Data Pipeline¶
The data pipeline generates synthetic baseball pitch data, loads it, preprocesses features, and creates sequences for model training.
Data Generation¶
The simulator (pitch_sequencing.data.simulator) generates realistic pitch-by-pitch data.
Pitcher Archetypes¶
Each simulated pitcher is assigned one of four archetypes:
| Archetype | Fastball % | Slider % | Curveball % | Changeup % | Fatigue Threshold |
|---|---|---|---|---|---|
| Power | 55% | 20% | 10% | 15% | 95 pitches |
| Finesse | 25% | 15% | 30% | 30% | 80 pitches |
| Slider Specialist | 20% | 40% | 20% | 20% | 85 pitches |
| Balanced | 30% | 25% | 25% | 20% | 90 pitches |
Archetype blending uses 60% archetype bias and 40% count-based probabilities.
Sequence Strategies¶
Eight pitch patterns create learnable sequential dependencies by boosting follow-up pitch probability by 15-25%:
- Fastball → Fastball → Changeup
- Slider → Slider → Fastball
- Curveball → Fastball (and more)
Count-Dependent Outcomes¶
Hit rates vary from 5-6% in pitcher's counts (0-2, 1-2) to 19-23% in hitter's counts (3-0, 3-1).
Fatigue Modeling¶
After an archetype-specific threshold (80-95 pitches), pitchers shift toward fastballs and more balls.
Game Situation¶
Runners on base and score differential affect pitch selection probabilities.
CLI Usage¶
Python Usage¶
from pitch_sequencing.data.simulator import generate_dataset, generate_hmm_sequences
# Main dataset (~384K rows)
df = generate_dataset(num_games=3000, at_bats_per_game=35, seed=42)

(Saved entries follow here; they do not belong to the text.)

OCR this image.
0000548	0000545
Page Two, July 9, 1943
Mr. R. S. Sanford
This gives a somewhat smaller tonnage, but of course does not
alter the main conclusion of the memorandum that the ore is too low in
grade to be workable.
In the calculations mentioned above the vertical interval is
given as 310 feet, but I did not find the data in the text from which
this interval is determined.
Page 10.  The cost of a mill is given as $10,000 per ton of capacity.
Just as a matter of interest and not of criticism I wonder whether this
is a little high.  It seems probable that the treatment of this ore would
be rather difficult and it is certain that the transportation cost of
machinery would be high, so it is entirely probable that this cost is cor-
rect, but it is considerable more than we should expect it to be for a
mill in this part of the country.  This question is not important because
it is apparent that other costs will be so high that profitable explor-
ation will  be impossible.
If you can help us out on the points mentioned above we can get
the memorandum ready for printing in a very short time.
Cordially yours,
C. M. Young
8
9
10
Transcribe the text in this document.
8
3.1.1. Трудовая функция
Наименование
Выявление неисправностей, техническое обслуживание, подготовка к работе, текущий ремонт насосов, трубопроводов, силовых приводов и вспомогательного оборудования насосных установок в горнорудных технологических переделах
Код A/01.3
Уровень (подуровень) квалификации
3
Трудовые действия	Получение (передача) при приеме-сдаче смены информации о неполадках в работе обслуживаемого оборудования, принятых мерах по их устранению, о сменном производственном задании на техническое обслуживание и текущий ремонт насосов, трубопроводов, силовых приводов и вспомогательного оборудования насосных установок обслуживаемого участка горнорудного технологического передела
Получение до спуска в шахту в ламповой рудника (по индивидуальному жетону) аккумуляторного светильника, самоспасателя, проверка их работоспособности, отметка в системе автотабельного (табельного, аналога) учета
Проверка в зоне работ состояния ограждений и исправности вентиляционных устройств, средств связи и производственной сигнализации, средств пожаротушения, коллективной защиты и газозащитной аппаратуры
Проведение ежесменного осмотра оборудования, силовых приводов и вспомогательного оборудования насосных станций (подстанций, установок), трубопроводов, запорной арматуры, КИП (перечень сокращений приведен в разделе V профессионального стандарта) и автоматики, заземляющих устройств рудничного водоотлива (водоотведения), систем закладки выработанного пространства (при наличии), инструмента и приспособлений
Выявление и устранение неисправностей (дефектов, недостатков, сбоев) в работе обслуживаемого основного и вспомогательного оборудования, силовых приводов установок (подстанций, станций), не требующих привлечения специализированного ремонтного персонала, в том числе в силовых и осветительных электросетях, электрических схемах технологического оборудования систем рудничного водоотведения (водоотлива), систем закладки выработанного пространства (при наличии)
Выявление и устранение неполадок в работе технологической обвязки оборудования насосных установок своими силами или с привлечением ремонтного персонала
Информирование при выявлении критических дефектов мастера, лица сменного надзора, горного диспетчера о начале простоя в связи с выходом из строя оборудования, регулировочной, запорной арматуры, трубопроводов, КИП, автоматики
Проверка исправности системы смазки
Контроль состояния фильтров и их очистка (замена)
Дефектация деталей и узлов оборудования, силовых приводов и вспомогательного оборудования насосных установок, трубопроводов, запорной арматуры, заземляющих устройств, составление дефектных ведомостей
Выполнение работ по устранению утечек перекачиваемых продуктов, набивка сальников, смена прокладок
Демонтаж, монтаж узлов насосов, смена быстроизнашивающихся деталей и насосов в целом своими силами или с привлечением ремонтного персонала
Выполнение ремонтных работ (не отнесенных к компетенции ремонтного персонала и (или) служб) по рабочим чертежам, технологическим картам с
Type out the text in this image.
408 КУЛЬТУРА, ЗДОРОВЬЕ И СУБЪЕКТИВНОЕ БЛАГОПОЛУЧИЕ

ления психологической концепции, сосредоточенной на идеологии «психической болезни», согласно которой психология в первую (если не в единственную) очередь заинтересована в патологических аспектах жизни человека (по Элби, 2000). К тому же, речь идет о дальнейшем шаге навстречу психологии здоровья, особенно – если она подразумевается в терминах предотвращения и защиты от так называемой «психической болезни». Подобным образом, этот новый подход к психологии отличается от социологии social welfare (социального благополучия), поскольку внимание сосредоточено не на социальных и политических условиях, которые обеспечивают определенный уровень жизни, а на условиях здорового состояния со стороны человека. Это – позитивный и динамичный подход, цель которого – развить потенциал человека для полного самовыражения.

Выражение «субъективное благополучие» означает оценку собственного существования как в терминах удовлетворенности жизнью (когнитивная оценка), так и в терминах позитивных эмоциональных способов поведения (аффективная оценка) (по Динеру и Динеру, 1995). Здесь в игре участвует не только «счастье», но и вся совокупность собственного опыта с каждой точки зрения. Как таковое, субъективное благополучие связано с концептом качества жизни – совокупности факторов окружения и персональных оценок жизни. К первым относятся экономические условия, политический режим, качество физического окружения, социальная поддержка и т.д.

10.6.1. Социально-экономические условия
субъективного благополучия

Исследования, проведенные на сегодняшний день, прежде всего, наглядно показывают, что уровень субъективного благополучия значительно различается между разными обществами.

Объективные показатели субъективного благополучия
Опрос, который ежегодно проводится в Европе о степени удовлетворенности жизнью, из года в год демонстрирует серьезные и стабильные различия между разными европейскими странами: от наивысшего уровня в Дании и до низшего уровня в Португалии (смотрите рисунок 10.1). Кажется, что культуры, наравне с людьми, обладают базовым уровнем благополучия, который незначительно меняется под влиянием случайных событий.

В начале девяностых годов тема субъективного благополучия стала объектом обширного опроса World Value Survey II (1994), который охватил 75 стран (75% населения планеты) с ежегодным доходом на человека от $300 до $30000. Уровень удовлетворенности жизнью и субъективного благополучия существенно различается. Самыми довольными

# HMM sequences (2500 x 100)
hmm_df = generate_hmm_sequences(num_sequences=2500, sequence_length=100, seed=42)
Data Loading¶
from pitch_sequencing.data.loader import load_pitch_data, create_sequences
df = load_pitch_data("data/baseball_pitch_data.csv", filter_none_prev=True)
Dataset Columns¶
| Column | Type | Description |
|---|---|---|
| Balls | int | Current ball count (0-3) |
| Strikes | int | Current strike count (0-2) |
| PitchType | str | Fastball, Slider, Curveball, Changeup |
| Outcome | str | ball, strike, hit |
| PitcherType | str | power, finesse, slider_specialist, balanced |
| PitchNumber | int | Cumulative per-game pitch count |
| AtBatNumber | int | At-bat number within game (1-35) |
| RunnersOn | int | Number of runners on base (0-3) |
| ScoreDiff | int | Score differential |
| PreviousPitchType | str | Previous pitch thrown |
Note
PitchNumber is the same value for all pitches within an at-bat. It is a cumulative per-game pitch count, not sequential per-pitch.
Preprocessing¶
Encoding Categoricals¶
from pitch_sequencing.data.preprocessing import encode_categoricals
df, encoders = encode_categoricals(df, ["PitchType", "Outcome", "PitcherType", "PreviousPitchType"])
# Creates PitchType_enc, Outcome_enc, etc.
Normalizing Numericals¶
from pitch_sequencing.data.preprocessing import normalize_numericals
df, stats = normalize_numericals(df, ["PitchNumber", "AtBatNumber", "RunnersOn", "ScoreDiff"])
# Saves PitchNumber_raw, AtBatNumber_raw for boundary detection
Creating Sequences¶
For sequence models (LSTM, CNN1D, Transformer):
from pitch_sequencing.data.loader import create_sequences
X_seq, y_seq, game_starts = create_sequences(
df, window_size=8,
feature_cols=["Balls", "Strikes", "PitchType_enc", ...],
target_col="PitchType_enc"
)
# X_seq shape: (n_samples, 8, n_features)
# y_seq shape: (n_samples,)
Game boundaries are detected using AtBatNumber resets (drops from ~35 back to 1).